Время в заключении тянется крайне медленно. Считаешь дни, недели, месяцы, и от этого свобода становится как бы еще дальше.
Лазареты
В мае 1943 года я заболел желтухой, и меня отправили в лазарет, находившийся от нашей колонны километрах в пятнадцати. Болезнь протекала тяжело, пожелтел, как желток. Лазарет был заполнен самыми разными больными, но в основном все же лежали «пеллагрики», т. е. страдающие от полного истощения
С месяц спустя, уже перед выпиской, вызывает к себе помощник начальника лазарета по быту и предлагает остаться работать у них старшим поваром. Твердого согласия я поначалу не дал, потому что о работе кухни ходили дурные слухи, связанные, как обычно, с разной уголовщиной. Тогда меня вызвала к себе главврач лазарета Власова Валентина Александровна, вольнонаемная, и после долгой беседы все же уговорила остаться.

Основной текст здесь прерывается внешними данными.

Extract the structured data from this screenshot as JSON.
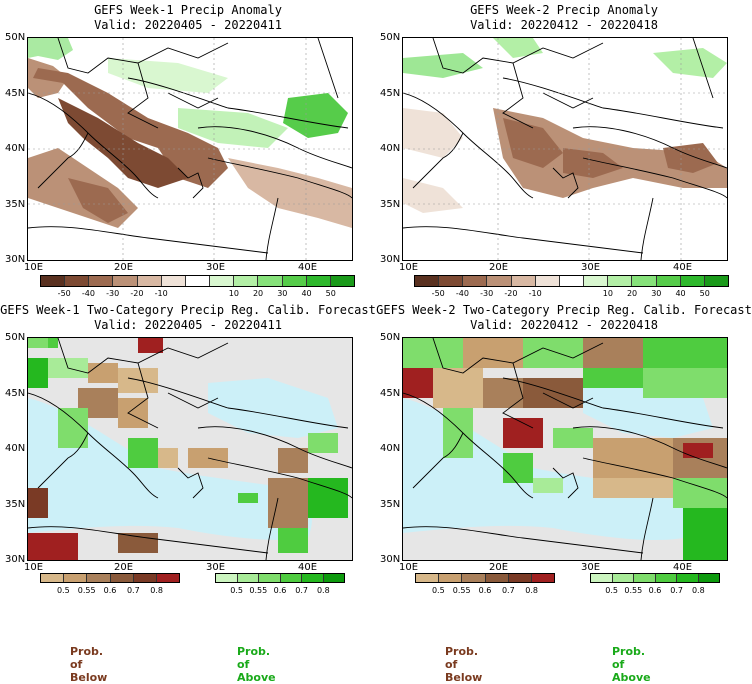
{
  "panels": {
    "p1": {
      "title": "GEFS Week-1 Precip Anomaly",
      "valid": "Valid: 20220405 - 20220411"
    },
    "p2": {
      "title": "GEFS Week-2 Precip Anomaly",
      "valid": "Valid: 20220412 - 20220418"
    },
    "p3": {
      "title": "GEFS Week-1 Two-Category Precip Reg. Calib. Forecast",
      "valid": "Valid: 20220405 - 20220411"
    },
    "p4": {
      "title": "GEFS Week-2 Two-Category Precip Reg. Calib. Forecast",
      "valid": "Valid: 20220412 - 20220418"
    }
  },
  "lat_labels": [
    "50N",
    "45N",
    "40N",
    "35N",
    "30N"
  ],
  "lon_labels": [
    "10E",
    "20E",
    "30E",
    "40E"
  ],
  "anomaly_colorbar": {
    "labels": [
      "-50",
      "-40",
      "-30",
      "-20",
      "-10",
      "10",
      "20",
      "30",
      "40",
      "50"
    ],
    "colors": [
      "#5a3120",
      "#7d4a33",
      "#9c6a50",
      "#bb9177",
      "#d8b8a3",
      "#efe2d8",
      "#ffffff",
      "#d9f7d0",
      "#b3efa6",
      "#86e17a",
      "#56cc4a",
      "#2eb82c",
      "#1a9a1a"
    ]
  },
  "prob_colorbar": {
    "below_labels": [
      "0.5",
      "0.55",
      "0.6",
      "0.7",
      "0.8"
    ],
    "above_labels": [
      "0.5",
      "0.55",
      "0.6",
      "0.7",
      "0.8"
    ],
    "below_colors": [
      "#d7b88a",
      "#c8a070",
      "#a9805b",
      "#8a5a3b",
      "#7a3a25",
      "#a02020"
    ],
    "above_colors": [
      "#ccf5c0",
      "#a8eb98",
      "#7fdd6c",
      "#4fcc40",
      "#25b81f",
      "#0d9a0d"
    ]
  },
  "prob_of_below": "Prob. of Below",
  "prob_of_above": "Prob. of Above",
  "colors": {
    "sea_prob": "#ccf0f8",
    "no_data": "#e6e6e6",
    "below_text": "#7a3a1f",
    "above_text": "#1aaa1a"
  }
}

Мне было предоставлено право подобрать штат поваров, а также подсобных рабочих. На питании состояло 750 больных и 150 человек обслуживания, но это количество ежедневно менялось. Прибывали больные, убывали выздоровевшие, многие «убывали» навсегда с биркой на ноге... В сводке их именовали «черными».
Мне повезло: среди больных отыскал настоящего повара Шумяленко Александра Николаевича. Он из Западной Украины, из Ровно, на свободе работал в имении графа. Получил 8 лет, как националист. В чем его вина, так толком и не знал. Подыскал и второго повара, Ивана Назарова.
Через каждые десять дней, вместе с сестрой-хозяйкой (вольнонаемной), мы делали обходы по корпусам, выясняя у больных претензии к питанию. О результатах она докладывала главврачу.
Однажды зашли в палату тяжелобольных, которые не могли даже передвигаться. Их было около 50 человек. Один из больных, сообщил лечащий врач, уже заканчивающий свой срок, наотрез отказался от приема пищи. На все уговоры отвечает одно: его хотят отравить, льют в пищу керосин. Лечащий врач Лакоза, который отбывал срок по так называемому делу отравления А. М. Горького, пояснил, что это от психоза на почве полного истощения. Мы вплотную приблизились к койке, и я ужаснулся: живой скелет. Я представился и спросил, как его зовут. Еле слышным голосом больной назвал себя: Сергей Белинюк. Я со всем своим душевным жаром и сочувствием принялся убеждать, что буду готовить для него пищу только лично сам и лично его кормить. И уж, конечно, никакого керосина в еде не будет. Наконец, он поверил и согласился.
Врач Лакоза определил для него меню: 100 граммов мясного бульона, 20 граммов сливочного масла и яйцо всмятку. Все это быстро приготовили, и я отправился кормить Сергея. И... все сначала: опять он мне про керосин. Тогда я у него на глазах съел пару ложек бульона, попробовал масла. Это убедило, и я с ложечки, как маленького ребенка, стал его кормить. Глотать Сергею было тяжело, пища задерживалась в пищеводе, но потихоньку я ему все скормил. Затем ходил к нему с той же едой через каждые четыре часа, в течение двух недель, после чего он стал есть сам. Выписался Сергей совершенно здоровым, крепким. Мне трудно было даже поверить, что этот красивый 23-летний парень был тем самым едва дышавшим существом, которое я видел в палате «тяжелых» месяца полтора назад. Прощаясь со мной, он плакал, целовал всех подряд, кто был со мной на кухне. Я сам расчувствовался до слез. Были неописуемо дороги эти откровенные человеческие чувства. Велика радость и сила человечности и любви к ближнему.
Писем из Ташкента не было уже три года. Да и откуда им было взяться, если с самого начала войны переписываться нам запретили? Летом 43-го, как только эта возможность появилась снова, я написал Жене. И вот, наконец, ответ. «Дорогой Юзик! — писала Женя.— Как долго от тебя я не получала ни одной весточки. Считала, что тебя уже нет в живых. Делала запросы, мне не отвечали. Отец умер, у матери отнялись ноги. Все, что было нажито, я прожила. Ждать и надеяться на твое возвращение у меня больше не хватило сил. Я вышла замуж, жду ребенка. Прости, если обидела. Женя».
Самый дорогой мне человек, моя боль и радость, свет и счастье — все это уходило от меня...
Трудно было смириться, забыть, не думать. Но шло время, и начинал понимать свою Женю. Ведь человек, как правило, прощает все, что понимает. Ну за что мне ее было судить? В чем ее вина? Виноваты те, кто так исковеркал мою жизнь, грубо и жестоко распорядился моей судьбой. И не только одной моей. Вокруг меня безвинно страдали тысячи, десятки тысяч людей.